Released in mid 2020, GPT-3, or Generative Pretrained Transformer 3, is OpenAI’s third generation language prediction model within their GPT-n series.
The tool uses pre-trained algorithms and deep learning in order to generate human-like text. GPT-3 algorithms were fed an exuberant amount of data, 570GB to be exact, by using a plethora of OpenAI texts, something called CommonCrawl (a dataset created by crawling the internet).
GPT-3’s capacity exceeds that of Microsoft’s Turing NLG ten times over and it’s known to be the largest existing neural network model existing to date.
The GPT-3 model is so large that it cannot be stored and operated from a standard laptop, which is why OpenAI released only an API for it, instead of the model itself, as it did for GPT-2.
2019’s GPT-2 had already spiked people’s interest by proving to be a ready-to-go solution for multiple downstream natural language processing tasks that doesn’t require fine-tuning. It’s most novel successor however has completely surpassed expectations by using a more refined formatting approach to draw inferences. While other language prediction models such as Google’s BERT and Microsoft’s Turing NLP require fine-tuning in order to perform downstream tasks, GPT-3 does not. GPT-3 does not require the integration of additional layers that run on top of sentence encodings for specific tasks, it uses a single model for all downstream tasks.
GPT-3 can produce practically any type of content that has a language structure. Therefore, it can be used to answer questions, summarize large pieces of information, create computer code and even produce original texts such as poems and creative fiction.
This is GPT-3's most impressive feature - it’s ability to generate the most human-like quality text ever before seen created by a computer. The application can write coherent articles when just given a title, subtitle and the prompt word ‘Article’. The quality of these articles are so superior, they even manage to fool humans most of the time.
Although producing original articles is an incredibly impressive feature, GPT-3 can also be re-programmed for other general natural language processing tasks without needing to be explicitly fine-tuned. This is a revolutionary leap within the computational space. GPT-3 is capable of doing anything without needing prior examples to understand what is required from it. For example, it can translate tasks and answer questions but then it can quickly pivot to conduct arithmetic computations.
GPT-3, at its core, is a language prediction model. Despite it using the same attention-based architecture as its GPT-2 predecessor, it surpassed it by three orders of magnitude. Putting this into perspective, while GPT-2 has 1.5 billion parameters and was trained using 40GB of internet text (the equivalent of 10 billion tokens, one token being 4 characters), the GPT-3 has 175 billion parameters and was trained using 499 billion tokens.
Let that sink in. 175 billion parameters. What does that even mean?
It means that in order for GPT-3 to acquire such an exuberant amount of information, it required more computing power than any other language processing model preceding it.
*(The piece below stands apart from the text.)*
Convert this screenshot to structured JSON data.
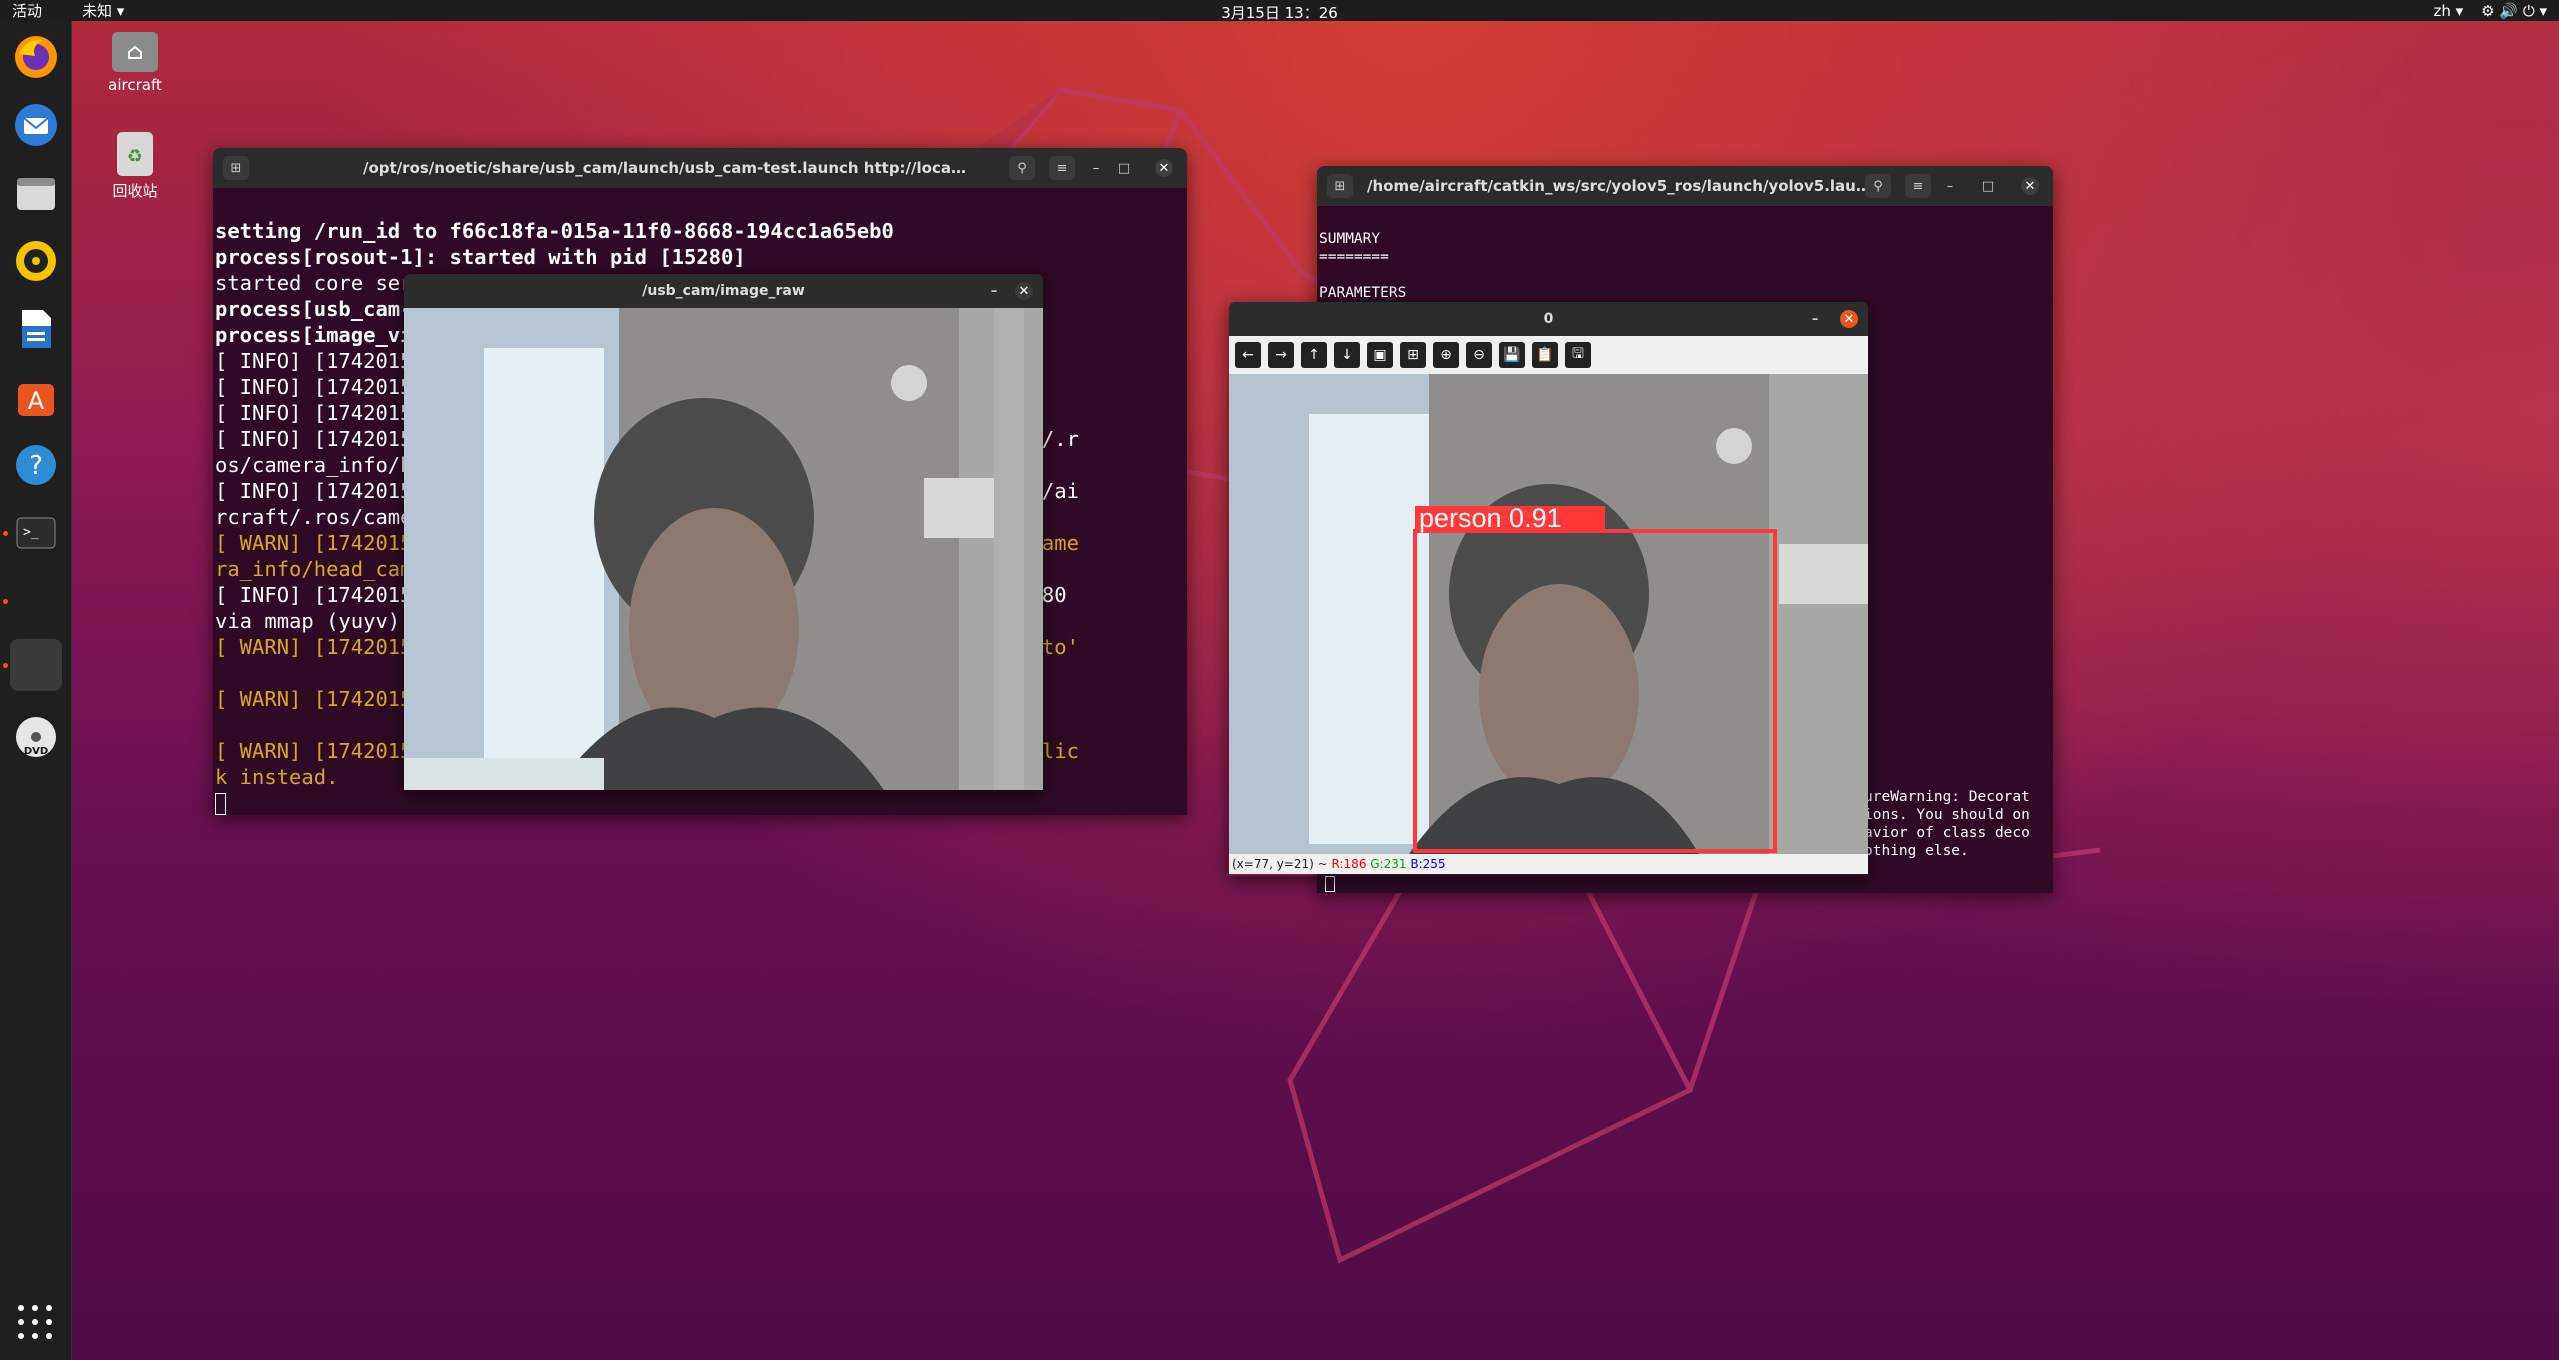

To be exact, GPT-3 required 3.14e23 flops of computing in order for it to be trained. Considering that a mere 15 Tflops would take around 665 years to run, the amount of power needed to compute 3.14e23 flops in a practical amount of time is unimaginable.
Unfortunately time is not the only daunting factor needing to be dealt with, storage is a challenging issue as well. 175 billion parameters need 700GB of memory (each parameter requires 4 Bytes), which is over 10 times the amount of a single GPU’s maximum memory.
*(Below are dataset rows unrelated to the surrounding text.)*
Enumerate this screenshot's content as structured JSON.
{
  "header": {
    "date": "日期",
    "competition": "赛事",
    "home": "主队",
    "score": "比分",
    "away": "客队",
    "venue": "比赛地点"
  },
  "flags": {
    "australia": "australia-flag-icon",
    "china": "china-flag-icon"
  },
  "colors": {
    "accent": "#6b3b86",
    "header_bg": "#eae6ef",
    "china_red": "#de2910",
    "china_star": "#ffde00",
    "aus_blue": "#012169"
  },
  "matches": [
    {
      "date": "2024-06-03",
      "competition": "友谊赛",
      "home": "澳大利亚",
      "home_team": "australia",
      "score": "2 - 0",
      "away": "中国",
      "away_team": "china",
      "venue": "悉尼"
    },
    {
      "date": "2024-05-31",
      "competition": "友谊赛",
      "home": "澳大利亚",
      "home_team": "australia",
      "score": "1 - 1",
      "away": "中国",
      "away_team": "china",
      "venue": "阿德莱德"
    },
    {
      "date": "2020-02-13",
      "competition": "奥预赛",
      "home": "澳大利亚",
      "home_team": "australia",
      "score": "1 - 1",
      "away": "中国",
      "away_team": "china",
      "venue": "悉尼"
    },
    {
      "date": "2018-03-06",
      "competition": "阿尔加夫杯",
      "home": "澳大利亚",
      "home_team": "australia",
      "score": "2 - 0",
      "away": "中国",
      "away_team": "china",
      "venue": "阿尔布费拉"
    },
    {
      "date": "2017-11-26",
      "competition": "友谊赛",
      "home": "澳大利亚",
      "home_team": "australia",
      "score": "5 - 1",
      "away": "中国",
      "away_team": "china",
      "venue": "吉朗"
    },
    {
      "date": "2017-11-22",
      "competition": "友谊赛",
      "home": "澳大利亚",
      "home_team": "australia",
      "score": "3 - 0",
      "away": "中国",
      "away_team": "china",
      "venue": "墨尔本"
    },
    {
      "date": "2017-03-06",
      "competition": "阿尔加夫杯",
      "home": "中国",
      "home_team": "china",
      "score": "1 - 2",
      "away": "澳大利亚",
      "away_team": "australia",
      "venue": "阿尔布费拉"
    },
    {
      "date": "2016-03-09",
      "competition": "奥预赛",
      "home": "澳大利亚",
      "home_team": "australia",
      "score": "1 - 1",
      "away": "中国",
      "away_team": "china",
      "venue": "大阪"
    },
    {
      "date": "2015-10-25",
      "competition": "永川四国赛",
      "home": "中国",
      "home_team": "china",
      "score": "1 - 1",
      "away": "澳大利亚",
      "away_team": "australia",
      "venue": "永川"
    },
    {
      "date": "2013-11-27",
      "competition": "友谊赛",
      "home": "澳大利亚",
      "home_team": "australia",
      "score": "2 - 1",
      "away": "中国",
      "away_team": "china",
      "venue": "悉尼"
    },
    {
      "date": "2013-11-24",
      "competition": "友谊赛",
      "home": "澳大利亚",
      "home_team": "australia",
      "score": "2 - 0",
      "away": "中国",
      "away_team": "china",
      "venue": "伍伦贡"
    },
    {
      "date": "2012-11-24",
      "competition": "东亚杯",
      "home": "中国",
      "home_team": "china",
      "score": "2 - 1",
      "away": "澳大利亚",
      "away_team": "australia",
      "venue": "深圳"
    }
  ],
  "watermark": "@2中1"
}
How did OpenAI manage to handle the inconceivable amount of storage and time required for GPT-3 to operate?
OpenAI have yet to disclose the exact way in which they operate their training infrastructure and model implementation, however we know it cost them a hefty $46 million to perform a single model run.
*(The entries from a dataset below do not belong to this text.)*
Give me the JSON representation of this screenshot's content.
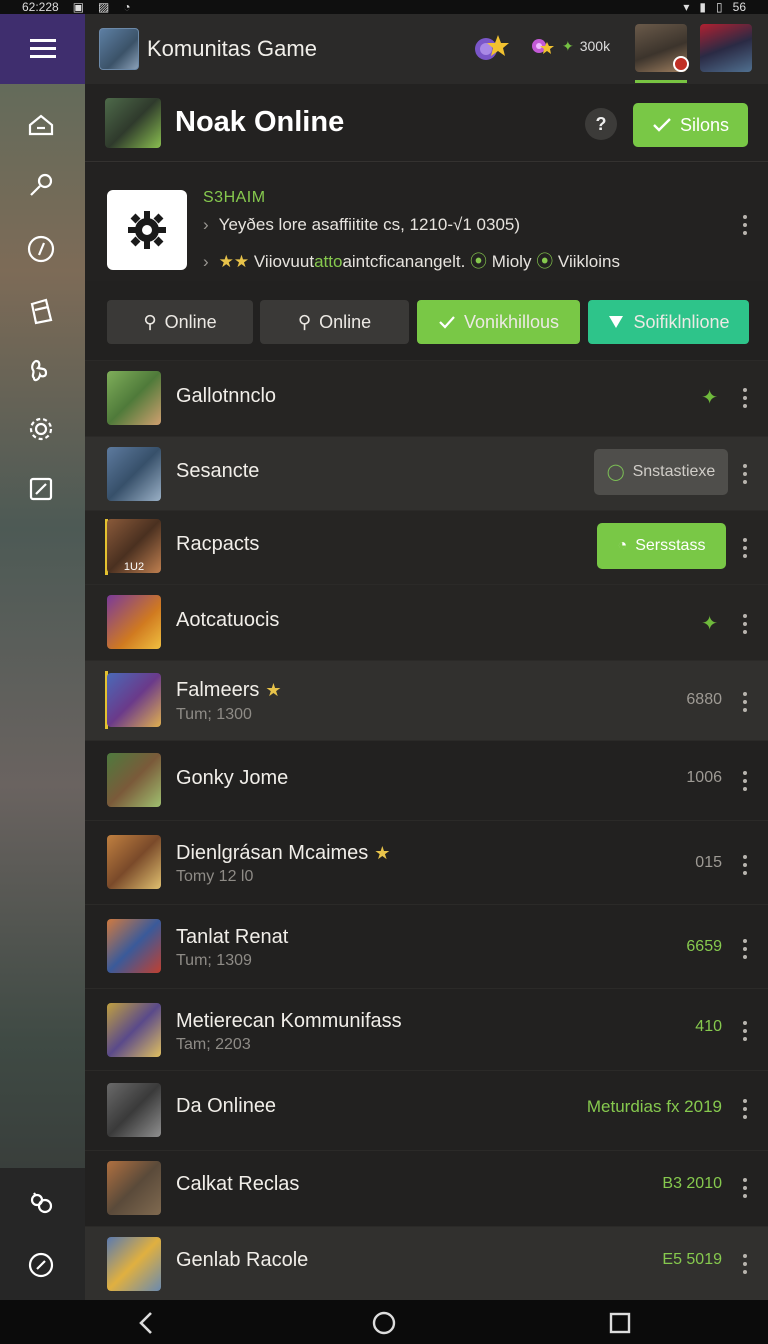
{
  "status_bar": {
    "time": "62:228",
    "right": "56"
  },
  "header": {
    "title": "Komunitas Game",
    "stat": "300k"
  },
  "page": {
    "title": "Noak Online",
    "help": "?",
    "primary_button": "Silons"
  },
  "info": {
    "name": "S3HAIM",
    "line1": "Yeyðes lore asaffiitite cs, 1210-√1 0305)",
    "line2_prefix": "★★",
    "line2_text_a": "Viiovuut",
    "line2_text_green": "atto",
    "line2_text_b": "aintcficanangelt.",
    "line2_tag1": "Mioly",
    "line2_tag2": "Viikloins"
  },
  "chips": [
    {
      "label": "Online",
      "style": "dark",
      "icon": "pin-icon"
    },
    {
      "label": "Online",
      "style": "dark",
      "icon": "pin-icon"
    },
    {
      "label": "Vonikhillous",
      "style": "green",
      "icon": "check-icon"
    },
    {
      "label": "Soifiklnlione",
      "style": "teal",
      "icon": "shield-icon"
    }
  ],
  "rows": [
    {
      "name": "Gallotnnclo",
      "sub": "",
      "value": "",
      "action": "spark"
    },
    {
      "name": "Sesancte",
      "sub": "",
      "value": "",
      "action": "button",
      "button_label": "Snstastiexe",
      "button_style": "gray"
    },
    {
      "name": "Racpacts",
      "sub": "",
      "value": "",
      "action": "button",
      "button_label": "Sersstass",
      "button_style": "green",
      "thumb_label": "1U2"
    },
    {
      "name": "Aotcatuocis",
      "sub": "",
      "value": "",
      "action": "spark"
    },
    {
      "name": "Falmeers",
      "sub": "Tum; 1300",
      "value": "6880",
      "star": true
    },
    {
      "name": "Gonky Jome",
      "sub": "",
      "value": "1006"
    },
    {
      "name": "Dienlgrásan Mcaimes",
      "sub": "Tomy 12 l0",
      "value": "015",
      "star": true
    },
    {
      "name": "Tanlat Renat",
      "sub": "Tum; 1309",
      "value": "6659",
      "green": true
    },
    {
      "name": "Metierecan Kommunifass",
      "sub": "Tam; 2203",
      "value": "410",
      "green": true
    },
    {
      "name": "Da Onlinee",
      "sub": "",
      "value": "Meturdias fx 2019",
      "green": true
    },
    {
      "name": "Calkat Reclas",
      "sub": "",
      "value": "B3 2010",
      "green": true
    },
    {
      "name": "Genlab Racole",
      "sub": "",
      "value": "E5 5019",
      "green": true
    }
  ],
  "colors": {
    "accent_green": "#79c846",
    "teal": "#2ec48a",
    "purple_rail": "#3f2e6e"
  }
}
Although its ability to generate language has been dubbed as the best AI has yet to produce, GPT-3 still comes with a few considerations that should not be ignored.
Firstly, the price of this tool surpasses many organization’s budgets by a tremendous amount, making it unattainable for the majority of the population.
Secondly, the output produced by GPT-3 is still not perfect, especially when it produces long copy. There have been instances where the computer produced insensitive content (racist, sexist, etc) suggesting that the quality of its sentiment analysis is still relatively low.
Thirdly, once the GPT-3 model has been trained, it cannot be ‘re-trained’, meaning additional information cannot be added to its knowledge graph. The repercussions of this is that the model is not as adaptable; once something changes, the entire model must be trained from scratch.
Nevertheless, these issues are not drastic and will definitely be addressed over time as its price begins to drop and its algorithms become more fine-tuned with increasing volumes of training data.